“I wanted to create striking visuals…” reminisces 88 year-old Oscar-winning cinematographer, Billy Williams, famed for his work on the Ken Russell classic, Women in Love. Keeping a 200-strong audience captivated, the Walthamstow-born cinematographer went on to frame his various successes and challenges in a scintillating talk that encompassed a career of more than four decades.
Presented with a choice of heading into the city and working for his uncle as an “office boy”, or the ever more glamourous option of travelling around the country with his father as a cinematographer’s apprentice, Billy chose the latter and quickly learned his trade shooting documentary features in the middle-east, in areas of Iraq like Mosul, where he filmed “incredible archaeology, now sadly destroyed.”
This work then led to a fortuitous meeting with infamous producer Harry Saltzman, who teamed Billy up with flamboyant director Ken Russell after viewing some of his work on Tony Richardson’s Red and Blue, exclaiming “Let’s give this kid a break!”
From the flickering amber firelight that surrounds Oliver Reed and Alan Bates as they do battle in the nude, to the azure, English countryside providing the backdrop for lovers Tibby and Laura whose fate is sealed as the sun fades, Billy’s unusual use of filters throughout day and night scenes won him acclaim against his contemporaries, who found this unique technique and use of colour powerful and suited to Russell’s exuberant style.
Billy also recounts that there were also moments of difficulty in many of his productions; from making “Oliver Reed jump into the river three times” to “examining the face of a working coal mine with Russell”. In remembering his work with the femme fatales of Hollywood, Katharine Hepburn and Elizabeth Taylor, Billy recalled Hepburn’s tenacity and desire to wind-up new directors with extraordinary rages and tantrums “using language that would make a Sergeant Major blush”, and unfaltering professionalism from Elizabeth Taylor, whose first take was “always perfect”.

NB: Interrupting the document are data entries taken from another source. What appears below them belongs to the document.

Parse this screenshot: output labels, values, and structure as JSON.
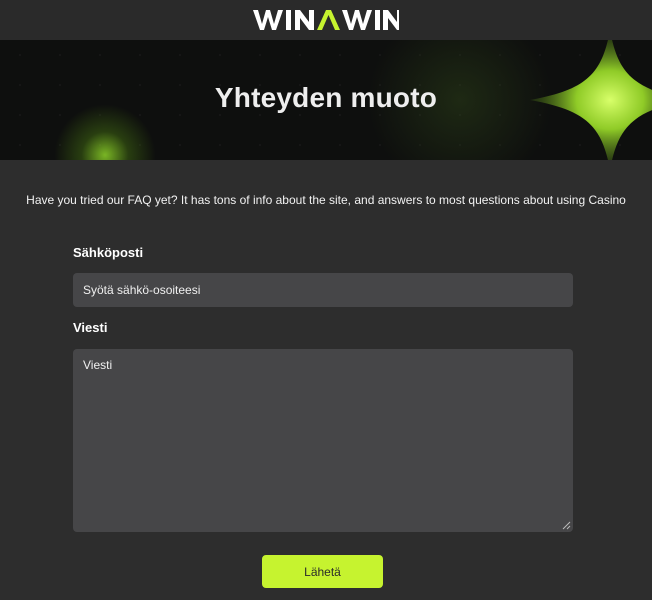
{
  "header": {
    "logo_text": "WINAWIN",
    "logo_icon": "winawin-logo",
    "accent_color": "#c6f32f"
  },
  "hero": {
    "title": "Yhteyden muoto"
  },
  "intro": {
    "faq_text": "Have you tried our FAQ yet? It has tons of info about the site, and answers to most questions about using Casino"
  },
  "form": {
    "email_label": "Sähköposti",
    "email_placeholder": "Syötä sähkö-osoiteesi",
    "email_value": "",
    "message_label": "Viesti",
    "message_placeholder": "Viesti",
    "message_value": "",
    "submit_label": "Lähetä"
  }
}
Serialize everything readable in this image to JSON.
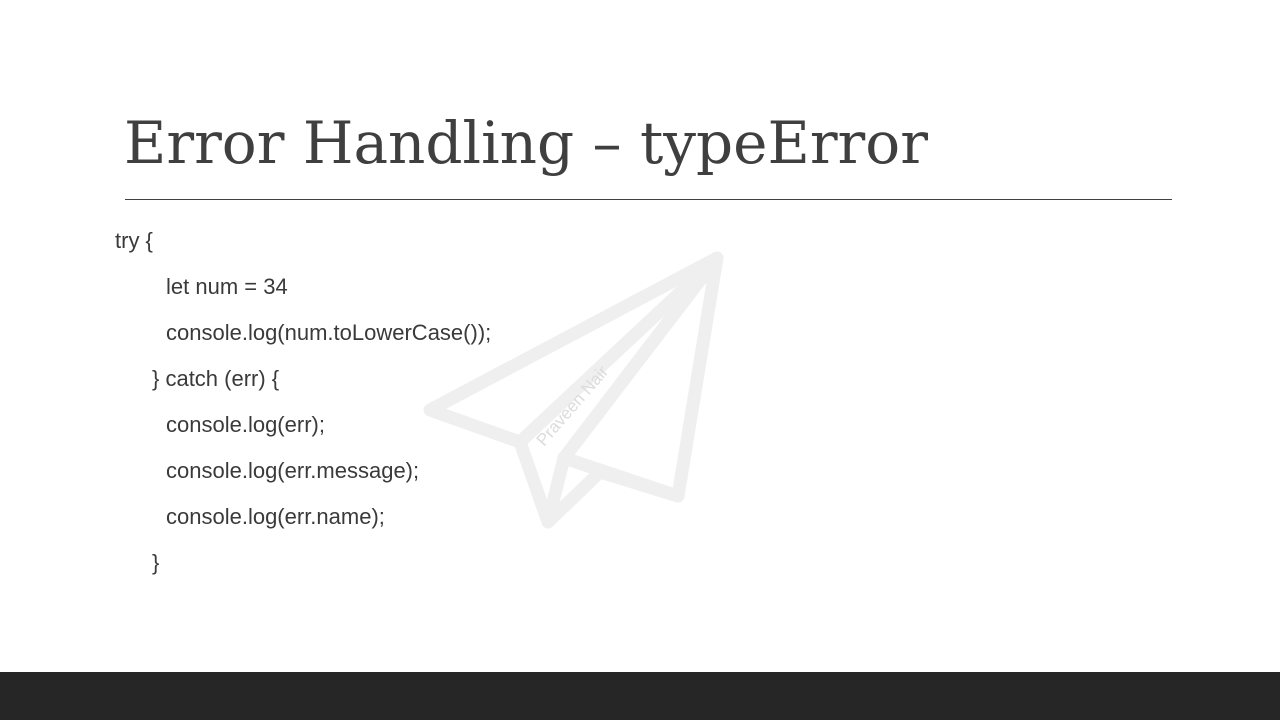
{
  "slide": {
    "title": "Error Handling – typeError",
    "watermark_text": "Praveen Nair",
    "watermark_icon": "paper-plane-icon",
    "code_lines": [
      "try {",
      "let num = 34",
      "console.log(num.toLowerCase());",
      "} catch (err) {",
      "console.log(err);",
      "console.log(err.message);",
      "console.log(err.name);",
      "}"
    ]
  },
  "colors": {
    "title": "#3f3f3f",
    "text": "#3a3a3a",
    "rule": "#404040",
    "watermark": "#efefef",
    "bottom_bar": "#262626",
    "background": "#ffffff"
  }
}
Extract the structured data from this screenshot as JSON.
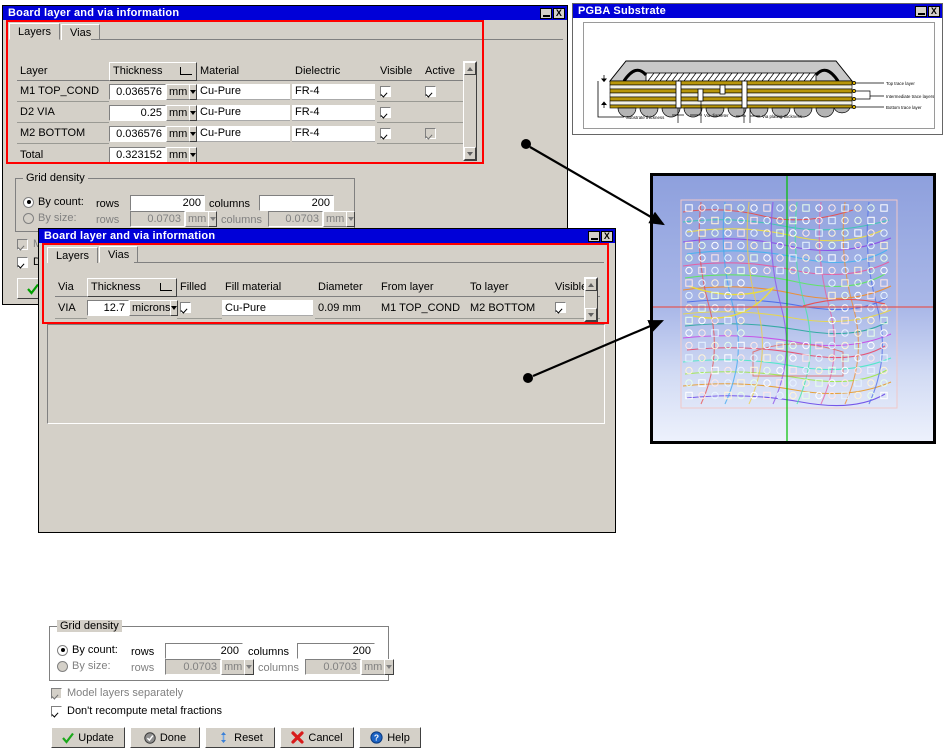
{
  "dialog1": {
    "title": "Board layer and via information",
    "window_buttons": {
      "minimize": "_",
      "close": "X"
    },
    "tabs": [
      {
        "label": "Layers",
        "selected": true
      },
      {
        "label": "Vias",
        "selected": false
      }
    ],
    "layers_table": {
      "headers": [
        "Layer",
        "Thickness",
        "Material",
        "Dielectric",
        "Visible",
        "Active"
      ],
      "rows": [
        {
          "layer": "M1 TOP_COND",
          "thickness": "0.036576",
          "unit": "mm",
          "material": "Cu-Pure",
          "dielectric": "FR-4",
          "visible": true,
          "active": true,
          "active_disabled": false
        },
        {
          "layer": "D2 VIA",
          "thickness": "0.25",
          "unit": "mm",
          "material": "Cu-Pure",
          "dielectric": "FR-4",
          "visible": true,
          "active": false,
          "active_disabled": false
        },
        {
          "layer": "M2 BOTTOM",
          "thickness": "0.036576",
          "unit": "mm",
          "material": "Cu-Pure",
          "dielectric": "FR-4",
          "visible": true,
          "active": true,
          "active_disabled": true
        }
      ],
      "total_label": "Total",
      "total_value": "0.323152",
      "total_unit": "mm"
    },
    "grid_density": {
      "legend": "Grid density",
      "by_count_label": "By count:",
      "by_size_label": "By size:",
      "rows_label": "rows",
      "columns_label": "columns",
      "by_count_selected": true,
      "by_size_selected": false,
      "count_rows_value": "200",
      "count_columns_value": "200",
      "size_rows_value": "0.0703",
      "size_columns_value": "0.0703",
      "size_rows_unit": "mm",
      "size_columns_unit": "mm"
    },
    "checkboxes": [
      {
        "label": "Model layers separately",
        "checked": true,
        "disabled": true
      },
      {
        "label": "Don't recompute metal fractions",
        "checked": true,
        "disabled": false
      }
    ],
    "buttons": [
      {
        "label": "Update",
        "icon": "check-icon"
      },
      {
        "label": "Done",
        "icon": "done-icon"
      },
      {
        "label": "Reset",
        "icon": "reset-icon"
      },
      {
        "label": "Cancel",
        "icon": "cancel-icon"
      },
      {
        "label": "Help",
        "icon": "help-icon"
      }
    ]
  },
  "dialog2": {
    "title": "Board layer and via information",
    "window_buttons": {
      "minimize": "_",
      "close": "X"
    },
    "tabs": [
      {
        "label": "Layers",
        "selected": false
      },
      {
        "label": "Vias",
        "selected": true
      }
    ],
    "vias_table": {
      "headers": [
        "Via",
        "Thickness",
        "Filled",
        "Fill material",
        "Diameter",
        "From layer",
        "To layer",
        "Visible"
      ],
      "rows": [
        {
          "via": "VIA",
          "thickness": "12.7",
          "unit": "microns",
          "filled": true,
          "fill_material": "Cu-Pure",
          "diameter": "0.09 mm",
          "from_layer": "M1 TOP_COND",
          "to_layer": "M2 BOTTOM",
          "visible": true
        }
      ]
    },
    "grid_density": {
      "legend": "Grid density",
      "by_count_label": "By count:",
      "by_size_label": "By size:",
      "rows_label": "rows",
      "columns_label": "columns",
      "by_count_selected": true,
      "by_size_selected": false,
      "count_rows_value": "200",
      "count_columns_value": "200",
      "size_rows_value": "0.0703",
      "size_columns_value": "0.0703",
      "size_rows_unit": "mm",
      "size_columns_unit": "mm"
    },
    "checkboxes": [
      {
        "label": "Model layers separately",
        "checked": true,
        "disabled": true
      },
      {
        "label": "Don't recompute metal fractions",
        "checked": true,
        "disabled": false
      }
    ],
    "buttons": [
      {
        "label": "Update",
        "icon": "check-icon"
      },
      {
        "label": "Done",
        "icon": "done-icon"
      },
      {
        "label": "Reset",
        "icon": "reset-icon"
      },
      {
        "label": "Cancel",
        "icon": "cancel-icon"
      },
      {
        "label": "Help",
        "icon": "help-icon"
      }
    ]
  },
  "substrate_window": {
    "title": "PGBA Substrate",
    "window_buttons": {
      "minimize": "_",
      "close": "X"
    },
    "annotations": {
      "top_trace": "Top trace layer",
      "intermediate_trace": "Intermediate trace layers",
      "bottom_trace": "Bottom trace layer",
      "substrate_thickness": "Substrate thickness",
      "via_diameter": "Via diameter",
      "via_plating_thickness": "Via plating thickness"
    }
  },
  "pcb_view": {
    "name": "pcb-layout-preview",
    "crosshair_vertical_color": "#00c000",
    "crosshair_horizontal_color": "#e04040"
  },
  "colors": {
    "title_bar": "#0000d8",
    "dialog_face": "#d4d0c8",
    "highlight_outline": "#ff0000",
    "field_bg": "#ffffff",
    "disabled_text": "#808080"
  }
}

Billy’s talk ended with a Q&A from the audience, who asked what it was like to work on Oscar-adorned Gandhi, which he explained was “a rewarding film to work on”, though he became ill as the film went to production, leading to his shared Academy Award. Billy continued to explain his desire to keep working “in film schools and talking to students…It’s very rewarding and keeps me in touch with what is going on, by being on-set and doing workshops.”
In examining the future difficulties facing would-be cinematographers, he said: “The trouble is, everybody seems to have an opinion. People passing by, walking on set… In my mind, it’s the cinematographer and the director. These two must work together alone at this point to create the film.”
An exhibition of photography by ջ MA Cinematography for Film and Television students is also on display in the Lees Lecture Theatre lobby, on Talbot Campus. The SHOT17 exhibition represents the culmination of ten photographic briefs given to students as part of formative non-assessed assignments.
The exhibition is free to attend and open to all, Monday - Saturday, 9am - 6pm, until Friday 14 July.